Cold or cool?

Let the Northern Lights Erase Your Name
by Vendela Vida

I picked this book up due to a combination of hearing that Vida was one of the new generation of young “now” writers I should pay attention to (according to GQ or some magazine like that) and thinking the title was brilliant. Now that I’ve read it I stand by both statements.

There is a certain “coolness” about Vida’s writing; it’s hard to describe. She’s both a step back from the action and yet lets you right inside the main character’s mind. It’s detached but still emotionally affecting. The detachment is backed up by the literal cold of the Lapland setting, and in that respect reminded me a little of Snow by Orhan Pamuk (which I loved).

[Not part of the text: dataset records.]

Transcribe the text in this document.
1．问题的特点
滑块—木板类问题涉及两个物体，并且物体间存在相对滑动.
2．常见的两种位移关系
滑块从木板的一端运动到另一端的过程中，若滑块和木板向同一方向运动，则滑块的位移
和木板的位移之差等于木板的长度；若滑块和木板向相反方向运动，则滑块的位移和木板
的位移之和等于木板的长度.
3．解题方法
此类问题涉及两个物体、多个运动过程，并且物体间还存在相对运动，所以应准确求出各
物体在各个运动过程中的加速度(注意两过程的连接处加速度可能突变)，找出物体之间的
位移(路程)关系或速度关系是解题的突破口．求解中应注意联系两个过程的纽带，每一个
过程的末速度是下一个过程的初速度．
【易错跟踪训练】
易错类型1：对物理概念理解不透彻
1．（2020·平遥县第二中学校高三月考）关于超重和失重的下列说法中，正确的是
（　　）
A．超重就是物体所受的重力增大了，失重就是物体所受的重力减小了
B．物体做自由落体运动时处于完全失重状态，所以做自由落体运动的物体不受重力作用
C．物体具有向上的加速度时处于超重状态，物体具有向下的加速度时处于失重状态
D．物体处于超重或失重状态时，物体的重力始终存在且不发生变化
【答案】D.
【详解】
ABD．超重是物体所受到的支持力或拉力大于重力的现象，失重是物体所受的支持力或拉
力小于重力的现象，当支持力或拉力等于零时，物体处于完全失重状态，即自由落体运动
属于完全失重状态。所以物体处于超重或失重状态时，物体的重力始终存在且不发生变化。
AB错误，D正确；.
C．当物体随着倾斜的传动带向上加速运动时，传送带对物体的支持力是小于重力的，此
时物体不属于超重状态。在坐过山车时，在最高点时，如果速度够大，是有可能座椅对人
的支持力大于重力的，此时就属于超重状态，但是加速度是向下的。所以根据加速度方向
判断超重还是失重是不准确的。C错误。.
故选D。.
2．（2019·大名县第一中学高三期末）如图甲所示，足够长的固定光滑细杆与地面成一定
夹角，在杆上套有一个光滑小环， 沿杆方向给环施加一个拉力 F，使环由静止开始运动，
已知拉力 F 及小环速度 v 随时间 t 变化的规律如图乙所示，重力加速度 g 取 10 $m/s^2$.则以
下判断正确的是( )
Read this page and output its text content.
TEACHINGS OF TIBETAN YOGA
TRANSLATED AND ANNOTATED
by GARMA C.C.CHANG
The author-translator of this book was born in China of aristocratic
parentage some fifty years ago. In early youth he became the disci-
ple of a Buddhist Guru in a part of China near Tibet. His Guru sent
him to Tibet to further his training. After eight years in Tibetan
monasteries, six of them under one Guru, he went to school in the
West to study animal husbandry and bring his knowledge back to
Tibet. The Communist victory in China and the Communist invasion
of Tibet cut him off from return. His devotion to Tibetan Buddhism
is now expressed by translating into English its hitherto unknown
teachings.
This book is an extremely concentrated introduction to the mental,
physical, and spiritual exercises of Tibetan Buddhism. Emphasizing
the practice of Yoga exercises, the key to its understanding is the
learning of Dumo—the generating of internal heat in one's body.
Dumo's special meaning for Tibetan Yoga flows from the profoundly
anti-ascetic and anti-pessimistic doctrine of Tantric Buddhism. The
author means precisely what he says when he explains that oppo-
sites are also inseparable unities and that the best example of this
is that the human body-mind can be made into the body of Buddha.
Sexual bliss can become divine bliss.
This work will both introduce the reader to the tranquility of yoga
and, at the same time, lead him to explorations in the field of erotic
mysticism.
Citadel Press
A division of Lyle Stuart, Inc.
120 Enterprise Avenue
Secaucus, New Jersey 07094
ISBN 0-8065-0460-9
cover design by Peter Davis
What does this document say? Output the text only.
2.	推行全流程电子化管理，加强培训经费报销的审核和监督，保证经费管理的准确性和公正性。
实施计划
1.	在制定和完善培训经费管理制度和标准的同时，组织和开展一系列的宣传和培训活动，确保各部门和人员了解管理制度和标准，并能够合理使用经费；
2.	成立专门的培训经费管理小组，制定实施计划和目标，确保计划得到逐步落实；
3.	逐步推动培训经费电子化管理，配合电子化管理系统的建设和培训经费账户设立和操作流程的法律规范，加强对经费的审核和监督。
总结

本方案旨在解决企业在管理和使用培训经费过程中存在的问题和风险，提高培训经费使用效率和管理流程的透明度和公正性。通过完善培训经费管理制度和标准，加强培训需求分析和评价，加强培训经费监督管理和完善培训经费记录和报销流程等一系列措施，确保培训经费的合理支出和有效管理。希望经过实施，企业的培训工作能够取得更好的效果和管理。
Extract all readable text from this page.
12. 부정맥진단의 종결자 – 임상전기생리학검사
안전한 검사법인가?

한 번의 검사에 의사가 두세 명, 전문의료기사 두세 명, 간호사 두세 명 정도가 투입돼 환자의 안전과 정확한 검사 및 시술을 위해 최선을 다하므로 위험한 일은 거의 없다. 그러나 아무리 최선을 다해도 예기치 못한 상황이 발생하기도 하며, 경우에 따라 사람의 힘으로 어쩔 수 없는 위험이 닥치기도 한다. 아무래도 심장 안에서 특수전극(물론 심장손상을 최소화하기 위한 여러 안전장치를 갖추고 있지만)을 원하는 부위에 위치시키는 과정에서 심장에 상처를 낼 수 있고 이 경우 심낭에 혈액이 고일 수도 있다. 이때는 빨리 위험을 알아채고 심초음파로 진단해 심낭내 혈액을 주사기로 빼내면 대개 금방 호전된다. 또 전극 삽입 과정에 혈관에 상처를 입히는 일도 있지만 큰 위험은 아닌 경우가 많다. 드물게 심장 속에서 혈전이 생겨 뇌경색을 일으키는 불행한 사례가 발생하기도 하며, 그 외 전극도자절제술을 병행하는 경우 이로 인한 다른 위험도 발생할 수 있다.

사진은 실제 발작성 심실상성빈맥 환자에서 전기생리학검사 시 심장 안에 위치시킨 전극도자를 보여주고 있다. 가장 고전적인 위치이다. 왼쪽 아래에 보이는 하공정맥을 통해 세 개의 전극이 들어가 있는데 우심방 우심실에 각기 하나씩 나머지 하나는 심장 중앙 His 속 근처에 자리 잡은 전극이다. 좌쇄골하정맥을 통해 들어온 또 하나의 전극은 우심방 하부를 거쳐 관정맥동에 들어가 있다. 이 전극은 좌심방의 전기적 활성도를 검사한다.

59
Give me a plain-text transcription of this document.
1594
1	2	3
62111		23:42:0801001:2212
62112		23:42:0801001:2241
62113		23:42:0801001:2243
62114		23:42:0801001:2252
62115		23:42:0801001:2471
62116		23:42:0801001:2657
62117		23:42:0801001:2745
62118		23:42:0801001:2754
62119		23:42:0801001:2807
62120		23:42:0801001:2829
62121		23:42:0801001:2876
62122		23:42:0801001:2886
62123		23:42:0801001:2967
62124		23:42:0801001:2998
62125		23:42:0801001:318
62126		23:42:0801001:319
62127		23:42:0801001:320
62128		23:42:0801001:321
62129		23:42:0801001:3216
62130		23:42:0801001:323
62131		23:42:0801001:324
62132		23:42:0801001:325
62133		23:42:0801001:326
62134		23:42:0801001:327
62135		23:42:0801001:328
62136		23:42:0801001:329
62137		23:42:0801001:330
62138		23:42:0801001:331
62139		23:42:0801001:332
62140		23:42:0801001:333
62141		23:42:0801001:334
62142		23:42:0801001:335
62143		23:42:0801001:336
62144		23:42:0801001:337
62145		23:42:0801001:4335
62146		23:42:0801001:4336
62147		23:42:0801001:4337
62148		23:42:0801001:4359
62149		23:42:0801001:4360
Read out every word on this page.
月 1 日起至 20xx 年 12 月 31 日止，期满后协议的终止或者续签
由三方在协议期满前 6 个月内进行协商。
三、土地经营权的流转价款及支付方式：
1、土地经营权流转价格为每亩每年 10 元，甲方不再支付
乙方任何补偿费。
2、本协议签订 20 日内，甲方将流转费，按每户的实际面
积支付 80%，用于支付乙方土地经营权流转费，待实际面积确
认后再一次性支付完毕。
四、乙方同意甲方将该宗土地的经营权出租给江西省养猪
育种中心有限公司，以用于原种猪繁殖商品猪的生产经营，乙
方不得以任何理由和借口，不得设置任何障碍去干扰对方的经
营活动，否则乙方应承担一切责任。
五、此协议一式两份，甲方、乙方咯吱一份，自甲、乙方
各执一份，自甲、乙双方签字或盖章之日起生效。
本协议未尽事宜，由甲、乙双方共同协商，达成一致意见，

Clarissa was 14 when her mother disappeared. Now aged 28, following the death of her father, she decides to go to Lapland to follow a hunch about the whereabouts of her mother. She leaves suddenly, without telling anyone, even her fiance, where she is going. The combination of grief for her father and the complete strangeness of Finland give her a strange basis for an adventure, one that is bound up in unearthing family secrets and bringing to the surface secrets of her own.

The writing is very easy to get on with, although it deals with some dark subjects, but it did take me a while to get used to the detached style and a little longer to warm to the character of Clarissa. She carries such sadness and her story is beautifully told, with flashes of humour and a heartbreaking sense of finality.

The one thing I struggled with is that I felt this ought to have been a book about a woman striking out alone, discovering inner strength, and instead she turns again and again to men for help. There was a hint that this was just Finnish culture, and had there been women around offering help she’d have gladly taken it, but it still grated a little.

Overall I greatly enjoyed the story. Some aspects were predictable, others completely unexpected. I already have another of Vida’s books in my TBR and I don’t think I’ll be leaving it on the shelf for long.